Motion 546 argues for:

  • A nationally coordinated information campaign to educate Canadians and boost levels of knowledge and understanding among health care providers, “Health Canada can and should play a key role in providing accurate and targeted information to groups such as medical professionals, first aid and emergency training providers, child care workers, food service providers and to those who work in the hospitality industry,” said Allison. 

  • A commitment to research.We, unfortunately, do not yet understand why the disease is becoming so prevalent, how to stop this upward trend or how to prevent food allergies from developing,” said Allison. 

  • A transportation policy that makes the use of public transportation safe for those with anaphylaxis. Allison argued that airlines should have to consult with the anaphylaxis community to develop policies to effectively reduce some of the risks. “A long-term financial and program commitment is necessary within Canada, and standardized and evidence-based guidelines for diagnosis, management and treatment of food allergy and anaphylaxis need to be developed. 

  • ‘May Contain’ labeling rules. Allison acknowledged the new labeling regulations announced by Health Minister Leona Aglukkaq in February, but argued that more can done, including formalized rules on “may contain” statements on food packages. He also promoted the development of an “allergy aware” symbol that would indicate that an item has been reviewed to be found free of major allergens. 

The debate in the House of Commons lasted an hour, with MPs from each opposition party speaking in favour of Allison’s motion.

Allison began his speech by acknowledging non-profit group Niagara Anaphylaxis Support & Knowledge (NASK), which has been promoting the motion initiative.

Allergic Living interviewed NASK representative Debbie Bruce to learn more about the implications of the motion and where it goes from here.

Allergic Living’s Q&A with NASK Debbie Bruce

Q. What is the importance of this discussion in terms of getting recognition for anaphylaxis?

The discussions led to a new level of appreciation for the seriousness of anaphylaxis and the many challenges of avoiding risk. There was a stated commitment by all four political parties to work towards solutions outlined in the 5 points raised in the motion. There is a new found focus within Health Canada and other government departments relating to allergy issues.

Q. How does the election campaign affect the future of this motion?

The timing of the election is unfortunate for the motion as it is was lost along with the other bills and legislative agenda. The good news is the debate of the motion is on official report (Hansard) and can now be referred to when speaking in Ottawa to MPs and to Health Canada. With continuous reference to the 5 points, the MPs’ debate has put on record many significant matters and an approach to working towards solutions. (See the debate here.)

Q. Are there things motion supporters can be asking of candidates in their ridings?

Now is the perfect time to be speaking to the electoral candidates in your community. When they knock on your door – tell them how important Anaphylaxis Motion 546 is to your family. Talk about some of the challenges you face trying to keep your loved ones safe. Ask if you can count on their support. Don’t hesitate to phone their campaign offices. The candidates want to know what is important to their constituents.

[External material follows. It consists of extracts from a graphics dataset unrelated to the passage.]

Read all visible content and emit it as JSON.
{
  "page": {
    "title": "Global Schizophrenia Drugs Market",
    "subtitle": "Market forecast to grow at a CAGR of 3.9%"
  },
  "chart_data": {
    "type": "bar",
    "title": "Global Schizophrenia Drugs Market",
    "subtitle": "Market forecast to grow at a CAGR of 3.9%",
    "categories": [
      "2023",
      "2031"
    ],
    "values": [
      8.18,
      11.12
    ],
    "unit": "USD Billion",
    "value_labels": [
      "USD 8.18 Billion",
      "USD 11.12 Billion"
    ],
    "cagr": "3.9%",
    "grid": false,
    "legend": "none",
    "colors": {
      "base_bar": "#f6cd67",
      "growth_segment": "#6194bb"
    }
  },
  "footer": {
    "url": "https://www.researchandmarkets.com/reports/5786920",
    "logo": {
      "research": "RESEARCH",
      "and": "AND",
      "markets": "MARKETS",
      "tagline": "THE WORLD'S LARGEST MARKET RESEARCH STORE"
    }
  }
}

Q. What are the next steps on this initiative?

Niagara area MP Dean Allison has committed to re-introducing motion 546. When Parliament reconvenes, Mr. Allison and families involved with the Canadian Anaphylaxis Initiative will work with new MPs and the returning MPs to raise awareness for the new motion. We will work with MPs to ensure the anaphylaxis motion is fully debated and acted upon within Ottawa’s bureaucracy.